Here is what drives me crazy. If I had used my insurance, this doctor's visit would have cost me $315. All of which I would have had to pay from my inadequate flexible spending account. That is an eighth of my entire budget for the year! And I haven't bought glasses for all of us yet! If I had the $300 monthly premium we are spending for this useless insurance, I could save it for medical expenses and be rolling in money to spend on any whimsical health issue that I can imagine wanting to check out.
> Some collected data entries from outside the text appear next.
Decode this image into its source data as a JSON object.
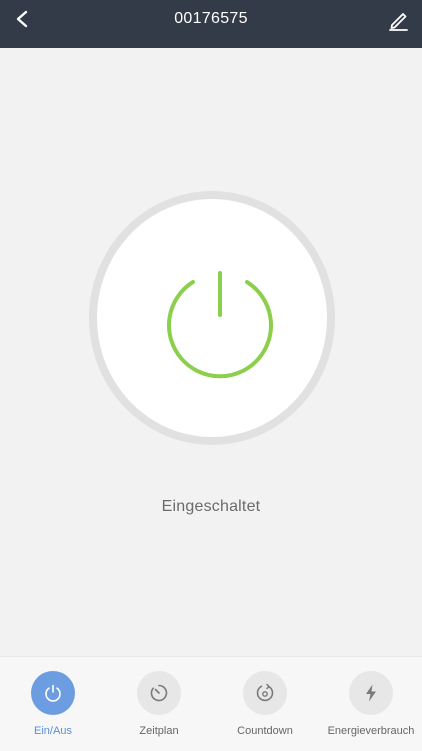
{
  "header": {
    "title": "00176575",
    "back_icon": "chevron-left-icon",
    "edit_icon": "pencil-icon"
  },
  "power": {
    "state": "on",
    "status_text": "Eingeschaltet",
    "icon": "power-icon",
    "icon_color": "#8ccf4d"
  },
  "tabs": [
    {
      "label": "Ein/Aus",
      "icon": "power-icon",
      "active": true
    },
    {
      "label": "Zeitplan",
      "icon": "clock-icon",
      "active": false
    },
    {
      "label": "Countdown",
      "icon": "countdown-icon",
      "active": false
    },
    {
      "label": "Energieverbrauch",
      "icon": "lightning-icon",
      "active": false
    }
  ],
  "colors": {
    "header_bg": "#343b48",
    "accent": "#6b9de0",
    "power_on": "#8ccf4d"
  }
}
Its true that if something catastrophic happened, we'd be glad we have health insurance. Coming up with $4800 for the deductible would be nothing compared to $100,000. But, is it right for me to be bled dry today, just in case something big happens tomorrow? Health Insurance doesn't keep me healthy. It doesn't prevent catastrophe.

I don't think people who support Obama Care realize the implications of what it means to have this kind of health insurance. Do they realize that it costs more to function with it than with out it? How is this going to affect our economy when people's extra money gets sucked into the costs that happen below the deductible, along with the premiums? I'd rather pay the penalty, I mean, tax, because it will cost me 1/12 of the price of premiums. And then I can actually afford to go see the doctor with the other 11/12's.

With the ridiculous roll-out of the new Obama Care website, I can't help but wonder if this fiasco of ineptitude was planned. Its so bad! How could it not be? Let Obama, the puppet, take the fall for the clumsiest rendering of nationwide healthcare possible, and pave the way for Hillary to come in and save the day in 2016. After all, she was trying to get nationwide health care coverage going years ago. Surely she's learned something new since then!

If the Republicans don't figure out that the Democrats and the media are making them look like the Party Who Doesn't Care About Helping People See A Doctor, and start making some good arguments for how they can fix things, Hillary is a shoe-in for the next president. I think it would be safe to say that most Americans think there is a problem with the outrageous costs of healthcare in this country. I personally think that there is a huge racket going on in the background, and some people are making a whole lot of money on inflated test costs, unnecessary procedures, and deceptive practices by unscrupulous players in the health insurance and medical industries. If Kaiser can run a lean, efficient system in California, why can't it happen elsewhere? Notice, there is no insurance company involved in Kaiser's system.